Kai Lenny might disagree with me, but you can see also that wave is far from glassy.
Photo by Fred Pompermayer taken from the WSL Big Wave Awards page where I also found the confirmation that the 2017 Peahi Challenge has been given the green light. First possible start Thursday at 2pm. Surfline is calling for 7.4f 14s from 352 at that time, which IMO won't even break at Jaws. Friday morning at 8am instead the call is for 14.5f 16s from 335 and that is a much more proper Jaws swell. Both days should see no wind.
The following two photos document the preparation for the long Peahi trip at the Kahului harbor.
It's quite a scene there in the early morning of a big day. The funny thing is that when Jaws is breaking, most times there's waves in the harbor too and so you can see middle age beer bellied SUP surfers getting ready right next to statuary guys like Jamie Mitchell and company.
4am significant buoy readings
No southerly energy at the local buoys, check the lahaina webcam to see if the wrap is still there.
9.8ft @ 13s from 346° (NNW)
8.7ft @ 15s from 334° (NNW)
5.5ft @ 10s from 341° (NNW)
8.6ft @ 14s from 342° (NNW)
4.2ft @ 11s from 338° (NNW)
9.3ft @ 14s from 341° (NNW)
5.1ft @ 9s from 355° (N)
Smaller numbers than yesterday (thank god!) and slightly more northerly direction.
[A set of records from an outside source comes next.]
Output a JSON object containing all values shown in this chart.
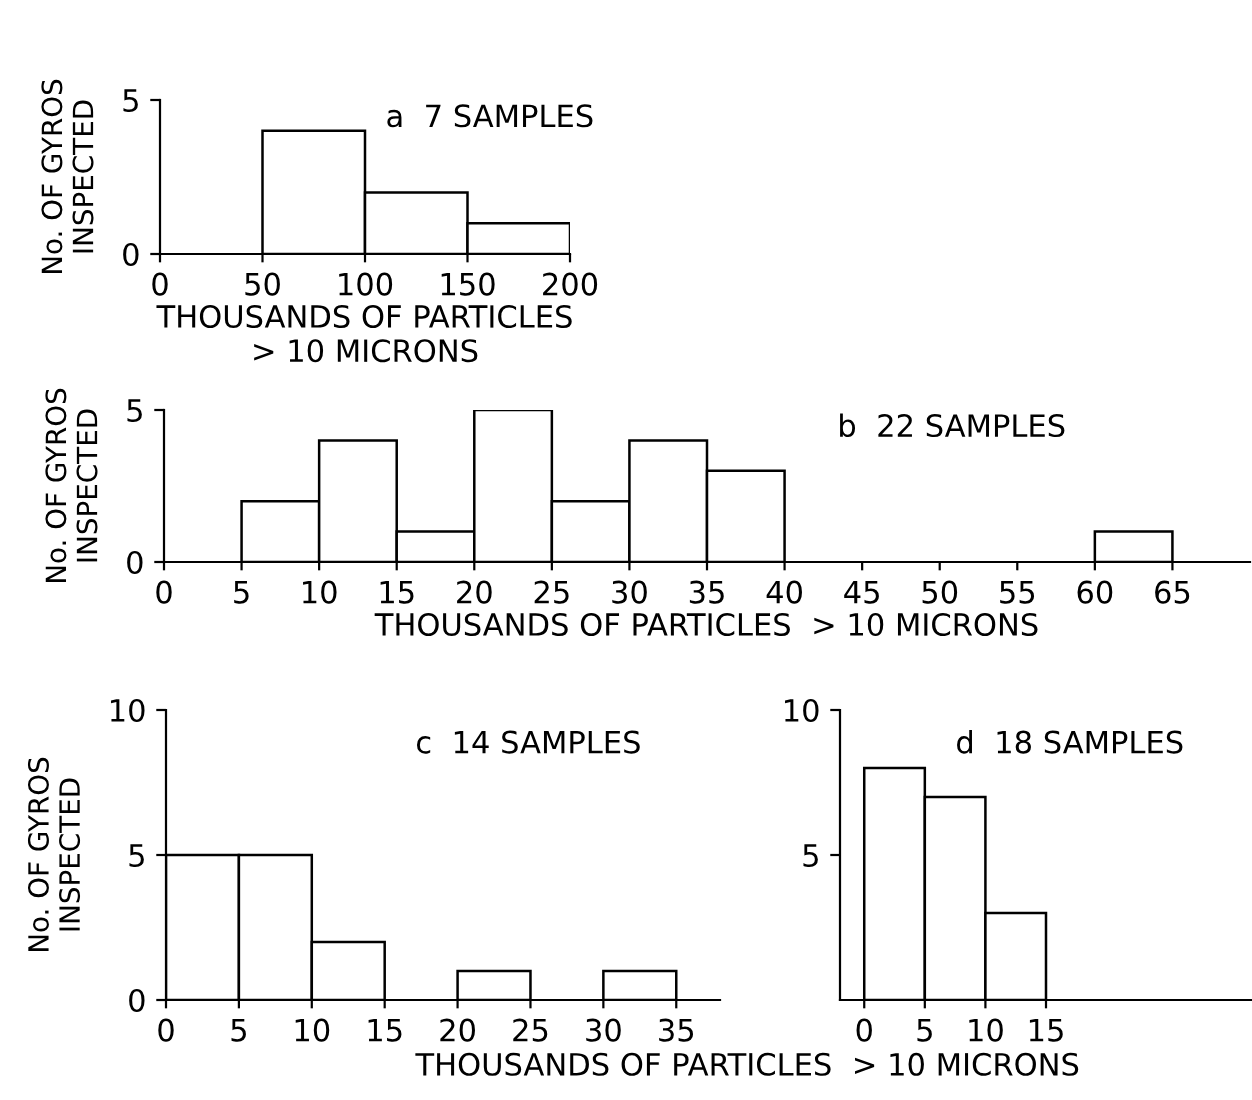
{
  "chart_data": [
    {
      "type": "histogram",
      "title": "a  7 SAMPLES",
      "xlabel": "THOUSANDS OF PARTICLES\n> 10 MICRONS",
      "ylabel": "No. OF GYROS\nINSPECTED",
      "bins": [
        0,
        50,
        100,
        150,
        200
      ],
      "values": [
        0,
        4,
        2,
        1
      ],
      "color": "#ffffff",
      "xlim": [
        0,
        200
      ],
      "xticks": [
        0,
        50,
        100,
        150,
        200
      ],
      "ylim": [
        0,
        5
      ],
      "yticks": [
        0,
        5
      ],
      "grid": false,
      "legend": false
    },
    {
      "type": "histogram",
      "title": "b  22 SAMPLES",
      "xlabel": "THOUSANDS OF PARTICLES  > 10 MICRONS",
      "ylabel": "No. OF GYROS\nINSPECTED",
      "bins": [
        0,
        5,
        10,
        15,
        20,
        25,
        30,
        35,
        40,
        45,
        50,
        55,
        60,
        65
      ],
      "values": [
        0,
        2,
        4,
        1,
        5,
        2,
        4,
        3,
        0,
        0,
        0,
        0,
        1
      ],
      "color": "#ffffff",
      "xlim": [
        0,
        70
      ],
      "xticks": [
        0,
        5,
        10,
        15,
        20,
        25,
        30,
        35,
        40,
        45,
        50,
        55,
        60,
        65
      ],
      "ylim": [
        0,
        5
      ],
      "yticks": [
        0,
        5
      ],
      "grid": false,
      "legend": false
    },
    {
      "type": "histogram",
      "title": "c  14 SAMPLES",
      "xlabel": "THOUSANDS OF PARTICLES  > 10 MICRONS",
      "ylabel": "No. OF GYROS\nINSPECTED",
      "bins": [
        0,
        5,
        10,
        15,
        20,
        25,
        30,
        35
      ],
      "values": [
        5,
        5,
        2,
        0,
        1,
        0,
        1
      ],
      "color": "#ffffff",
      "xlim": [
        0,
        38
      ],
      "xticks": [
        0,
        5,
        10,
        15,
        20,
        25,
        30,
        35
      ],
      "ylim": [
        0,
        10
      ],
      "yticks": [
        0,
        5,
        10
      ],
      "grid": false,
      "legend": false
    },
    {
      "type": "histogram",
      "title": "d  18 SAMPLES",
      "bins": [
        0,
        5,
        10,
        15
      ],
      "values": [
        8,
        7,
        3
      ],
      "color": "#ffffff",
      "xlim": [
        -2,
        32
      ],
      "xticks": [
        0,
        5,
        10,
        15
      ],
      "ylim": [
        0,
        10
      ],
      "yticks": [
        5,
        10
      ],
      "grid": false,
      "legend": false
    }
  ]
}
What will make the surfing better today will be the lack of wind. You might still need to drive to the upper west side if the waves are too big on the north shore for you.
NAM3km map at noon shows 4 knots onshore, which in Maui means pretty much no wind.
Enjoy that, because once again our beautiful waves are about to be destroyed by another strong trades episodes. Check the windguru table below and weep. Yes, also if you're a windsurfer/kitesurfer. Red is the worse possible color you can see there, since when the wind is that strong it usually creates a hell lot of rain and so it's never consistent.